Me cabreo porque pienso que, aunque no sé  lo que ha pasado, probablemente no sea tan grave como para montar tal dispositivo. El derecho al pataleo existe. Se me mezcla esta sensación de me encanta Madrid con el qué mal nos tratan y me acuerdo de los mensajes que he visto en La Casa del Libro antes de ir al cine. Se ve que le dan post-its a la gente para que escriban sus deseos para 2014, y, parándome a leerlos, muchos ponían que se acabe la crisis, otros que los políticos dejen de reírse de nosotros, otros salud y trabajo para todos. La gente en la calle está contenta, sí, se hacen fotos en cortilandia, pero también se manifiesta, y mucho.

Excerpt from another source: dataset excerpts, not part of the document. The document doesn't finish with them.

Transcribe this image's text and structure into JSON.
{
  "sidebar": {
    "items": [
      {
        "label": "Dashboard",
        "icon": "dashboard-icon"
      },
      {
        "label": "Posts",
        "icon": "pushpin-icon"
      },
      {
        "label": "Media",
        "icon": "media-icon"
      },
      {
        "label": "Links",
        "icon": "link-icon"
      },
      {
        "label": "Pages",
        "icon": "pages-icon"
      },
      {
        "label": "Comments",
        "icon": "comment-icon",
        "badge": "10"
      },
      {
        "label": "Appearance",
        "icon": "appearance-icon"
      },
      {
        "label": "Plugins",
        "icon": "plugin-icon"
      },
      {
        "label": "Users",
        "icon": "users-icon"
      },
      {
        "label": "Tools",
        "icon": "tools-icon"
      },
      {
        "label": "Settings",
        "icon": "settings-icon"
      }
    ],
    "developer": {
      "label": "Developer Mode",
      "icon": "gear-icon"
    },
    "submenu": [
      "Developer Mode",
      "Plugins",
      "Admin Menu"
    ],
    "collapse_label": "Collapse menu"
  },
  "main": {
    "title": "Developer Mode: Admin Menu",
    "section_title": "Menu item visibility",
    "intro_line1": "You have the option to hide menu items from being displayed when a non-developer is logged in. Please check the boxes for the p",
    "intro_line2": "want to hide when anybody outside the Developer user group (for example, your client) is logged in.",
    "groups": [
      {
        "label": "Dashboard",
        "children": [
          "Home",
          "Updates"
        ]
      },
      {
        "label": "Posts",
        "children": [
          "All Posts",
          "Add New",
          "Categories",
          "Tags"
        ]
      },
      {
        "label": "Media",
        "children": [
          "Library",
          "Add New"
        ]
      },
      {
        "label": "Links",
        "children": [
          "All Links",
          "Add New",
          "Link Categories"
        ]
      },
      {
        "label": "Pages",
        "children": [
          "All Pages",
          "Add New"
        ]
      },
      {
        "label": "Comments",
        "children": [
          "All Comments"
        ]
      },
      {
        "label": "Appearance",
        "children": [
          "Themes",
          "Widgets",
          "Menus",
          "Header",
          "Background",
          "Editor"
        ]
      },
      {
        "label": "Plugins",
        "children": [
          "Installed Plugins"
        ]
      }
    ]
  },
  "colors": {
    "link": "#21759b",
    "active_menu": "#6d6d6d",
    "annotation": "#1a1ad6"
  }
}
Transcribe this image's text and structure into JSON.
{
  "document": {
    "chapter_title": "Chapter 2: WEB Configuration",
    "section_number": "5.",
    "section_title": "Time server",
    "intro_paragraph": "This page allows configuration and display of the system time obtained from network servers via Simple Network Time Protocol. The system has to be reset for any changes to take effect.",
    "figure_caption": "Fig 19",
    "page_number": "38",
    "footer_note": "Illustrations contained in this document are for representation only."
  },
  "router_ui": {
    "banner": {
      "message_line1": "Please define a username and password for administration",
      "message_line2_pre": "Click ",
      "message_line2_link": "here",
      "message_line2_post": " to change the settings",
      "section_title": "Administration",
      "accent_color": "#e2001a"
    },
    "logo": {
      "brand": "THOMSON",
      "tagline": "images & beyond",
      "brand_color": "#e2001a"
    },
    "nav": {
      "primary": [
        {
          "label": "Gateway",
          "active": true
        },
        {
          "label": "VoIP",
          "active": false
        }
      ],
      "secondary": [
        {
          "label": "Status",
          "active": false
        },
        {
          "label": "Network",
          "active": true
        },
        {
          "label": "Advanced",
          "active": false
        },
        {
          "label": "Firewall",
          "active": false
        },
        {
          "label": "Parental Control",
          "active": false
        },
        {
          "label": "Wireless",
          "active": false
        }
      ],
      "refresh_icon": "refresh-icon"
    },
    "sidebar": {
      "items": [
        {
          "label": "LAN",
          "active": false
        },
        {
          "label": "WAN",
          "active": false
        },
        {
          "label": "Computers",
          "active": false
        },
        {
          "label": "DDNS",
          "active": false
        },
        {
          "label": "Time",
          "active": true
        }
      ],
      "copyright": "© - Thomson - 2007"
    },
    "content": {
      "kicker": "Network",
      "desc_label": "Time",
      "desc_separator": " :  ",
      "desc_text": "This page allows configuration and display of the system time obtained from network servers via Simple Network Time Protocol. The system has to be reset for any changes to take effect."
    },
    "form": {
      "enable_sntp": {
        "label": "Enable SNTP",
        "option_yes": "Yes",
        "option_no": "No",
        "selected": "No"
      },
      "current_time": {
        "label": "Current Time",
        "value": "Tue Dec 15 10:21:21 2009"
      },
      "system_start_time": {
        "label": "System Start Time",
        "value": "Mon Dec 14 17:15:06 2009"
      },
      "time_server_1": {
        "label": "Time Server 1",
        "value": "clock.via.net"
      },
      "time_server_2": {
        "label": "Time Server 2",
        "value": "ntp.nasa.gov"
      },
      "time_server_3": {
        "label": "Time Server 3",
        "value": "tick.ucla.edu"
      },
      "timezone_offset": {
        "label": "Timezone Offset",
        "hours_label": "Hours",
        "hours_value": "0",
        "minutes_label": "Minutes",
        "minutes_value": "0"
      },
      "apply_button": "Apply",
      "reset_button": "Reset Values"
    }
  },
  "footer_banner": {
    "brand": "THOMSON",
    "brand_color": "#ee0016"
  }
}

Y cuando tienen que pedir cosas, aunque sea en un post-it de la Casa del Libro, piden trabajo y mejores políticos. 

Sigo bajando y veo lo que no sé si es niebla o humo, y escucho a un niño decir “mamá, huele a quemado”. Y reduzco el ritmo pero no me paro. Supongo que igual hasta tengo un poco de instinto periodístico. Más policía, más policía. Que sube y que baja. Y entre tanta luz azul, un camioncito de bomberos que ya ha apagado hace rato un contenedor. Ah, esto cambia las cosas.
Si me cabreo porque no nos dejan manifestarnos, si me cabreo porque me parece excesiva la policía, también me cabreo porque no podemos pedir menos policía ni menos represión mientras haya cuatro gilipollas que quemen contenedores. Perdemos toda la credibilidad por su culpa. Y lo diré siempre. Y odio la frase tenemos lo que nos merecemos, pero a veces me jode pensar que puede ser verdad.

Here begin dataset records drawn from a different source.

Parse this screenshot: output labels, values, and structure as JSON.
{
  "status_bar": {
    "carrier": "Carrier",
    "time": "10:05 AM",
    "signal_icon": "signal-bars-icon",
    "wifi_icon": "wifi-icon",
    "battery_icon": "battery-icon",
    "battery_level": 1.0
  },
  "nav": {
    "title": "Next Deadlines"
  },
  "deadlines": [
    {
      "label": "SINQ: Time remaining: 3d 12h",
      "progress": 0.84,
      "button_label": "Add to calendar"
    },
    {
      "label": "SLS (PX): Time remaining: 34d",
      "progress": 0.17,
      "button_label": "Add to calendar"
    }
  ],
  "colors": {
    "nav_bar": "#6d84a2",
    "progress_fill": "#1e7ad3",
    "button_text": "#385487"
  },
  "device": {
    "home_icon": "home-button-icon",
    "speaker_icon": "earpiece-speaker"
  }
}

Llego ya a Atocha y hay más policía y más samur, pero todo tranquilo y probablemente con ganas de recoger el chiringuito ya.

Madrid me encanta y siempre me ha encantado. Venía emocionada, contenta, queriendo la navidad y su poder de evadirnos de los problemas, hasta que me crucé con catorce lecheras. Los dos mundos, la felicidad navideña, el intentar evadirse de los problemas y la indignación seguida de represión, o la represión seguida de la indignación, según se mire. Se están pasando e intentamos que se nos olvide con la navidad pero no siempre funciona.
En un rato había visto los dos mundos: la sonrisa del que se hace la foto con el árbol de Sol e intenta no pensar mucho más y los restos del cabreo, de la reivindicación de los que se niegan a hacerse la foto. 

El resto de camino a mi casa volvi a cruzarme con parejas y gente con planes de sábado noche, con amigos que van y vienen, hablando de cosas importantes o de gilipolleces, y con gente sola y con prisa.
Y volví a pensar en la peli. Que igual no es una obra maestra pero era lo que yo necesitaba hoy. Navidad, y, más que policía y contenedores ardiendo, un final feliz, con un Martiño Rivas sonriente.